Professor Peter Richmond, Head of the Vaccine Trials Group at the Wesfarmers Centre of Vaccines and Infectious Diseases, based at The Kids Research Institute Australia, Head of Paediatrics at The University of Western Australia and Head of Immunology at Perth Children’s Hospital was the WA lead for the study and said the state’s relatively low rates of COVID-19 infections played a crucial role in the study.
“WA was in such a unique position globally as one of the few places with close to zero COVID for the first two years of the pandemic,” he said.
As the trial evolved, the data we gathered from WA health workers was a really valuable comparison for what we were seeing in the blood samples taken from frontline staff in other parts of the world where COVID-19 was extremely prevalent.

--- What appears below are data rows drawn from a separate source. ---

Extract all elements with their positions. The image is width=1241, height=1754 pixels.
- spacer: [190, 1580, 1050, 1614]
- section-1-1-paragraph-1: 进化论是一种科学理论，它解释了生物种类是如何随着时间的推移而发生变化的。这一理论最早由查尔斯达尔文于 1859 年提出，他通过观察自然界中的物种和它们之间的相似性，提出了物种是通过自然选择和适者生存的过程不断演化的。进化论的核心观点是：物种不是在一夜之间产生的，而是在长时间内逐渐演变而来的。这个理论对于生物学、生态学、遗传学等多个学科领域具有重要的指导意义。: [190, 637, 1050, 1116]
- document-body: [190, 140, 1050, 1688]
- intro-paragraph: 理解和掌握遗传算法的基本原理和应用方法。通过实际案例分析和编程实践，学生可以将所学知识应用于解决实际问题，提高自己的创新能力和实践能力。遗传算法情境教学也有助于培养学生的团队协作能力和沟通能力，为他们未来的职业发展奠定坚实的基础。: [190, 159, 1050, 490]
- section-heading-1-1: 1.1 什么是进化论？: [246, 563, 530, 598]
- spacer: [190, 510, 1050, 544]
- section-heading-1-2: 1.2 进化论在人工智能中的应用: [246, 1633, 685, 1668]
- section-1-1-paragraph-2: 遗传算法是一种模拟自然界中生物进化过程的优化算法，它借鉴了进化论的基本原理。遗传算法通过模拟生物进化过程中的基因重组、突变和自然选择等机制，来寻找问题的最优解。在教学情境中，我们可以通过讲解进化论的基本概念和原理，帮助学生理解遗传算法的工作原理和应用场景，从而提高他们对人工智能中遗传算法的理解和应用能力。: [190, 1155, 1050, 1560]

The trial was co-ordinated in WA by Professor Richmond, The University of Western Australia Clinical Professor Michalea Lucas, UWA and The Kids Research Institute Australia infectious diseases researcher Associate Professor Laurens Manning and Head of Systems Vaccinology at The Kids Research Institute Australia, Professor Tobias Kollmann.
Murdoch Children’s and the University of Melbourne Professor Nigel Curtis, Chief Principal Investigator of BRACE, said symptomatic COVID-19 being observed slightly more frequently in the BCG group might be explained by stronger immune responses induced by the vaccine.
“When we analysed the immune cells from our healthcare workers, we saw that the BCG vaccine altered the immune response to COVID-19,” he said.
“Symptoms reflect the immune system working hard to fight the virus. A stronger response induced by BCG could be beneficial in killing the virus more rapidly and protecting against progression to more severe disease.
“There was some evidence of this in trial participants over the age of 60, in whom COVID-19 symptoms were shorter in the BCG-vaccinated group.”
Because COVID-19 vaccines had been developed and rolled out at lightning speed and healthcare workers prioritised, less participants were recruited than originally envisioned.
As a result, lower case numbers meant the team was unable to investigate whether BCG protected against hospitalisation and death from COVID-19.
“The findings raise important questions about how BCG can modify the course of different viral illnesses and allows us to develop a fuller understanding of whether the vaccine can provide protection against a range of infections other than its main target, tuberculosis,” Professor Curtis said.
Trials of this size and complexity usually take about eight to 12 months to organise and recruit, but BRACE was able to start within three weeks due to generous philanthropic support.
Trial data analysis is ongoing with further results on the effect of BCG expected later this year, including the impact of the vaccine on other infections, such as respiratory illnesses and the effect on COVID-19 vaccine responses.
The trial team is also using blood samples collected from participants to discover biomarkers for COVID-19 risk.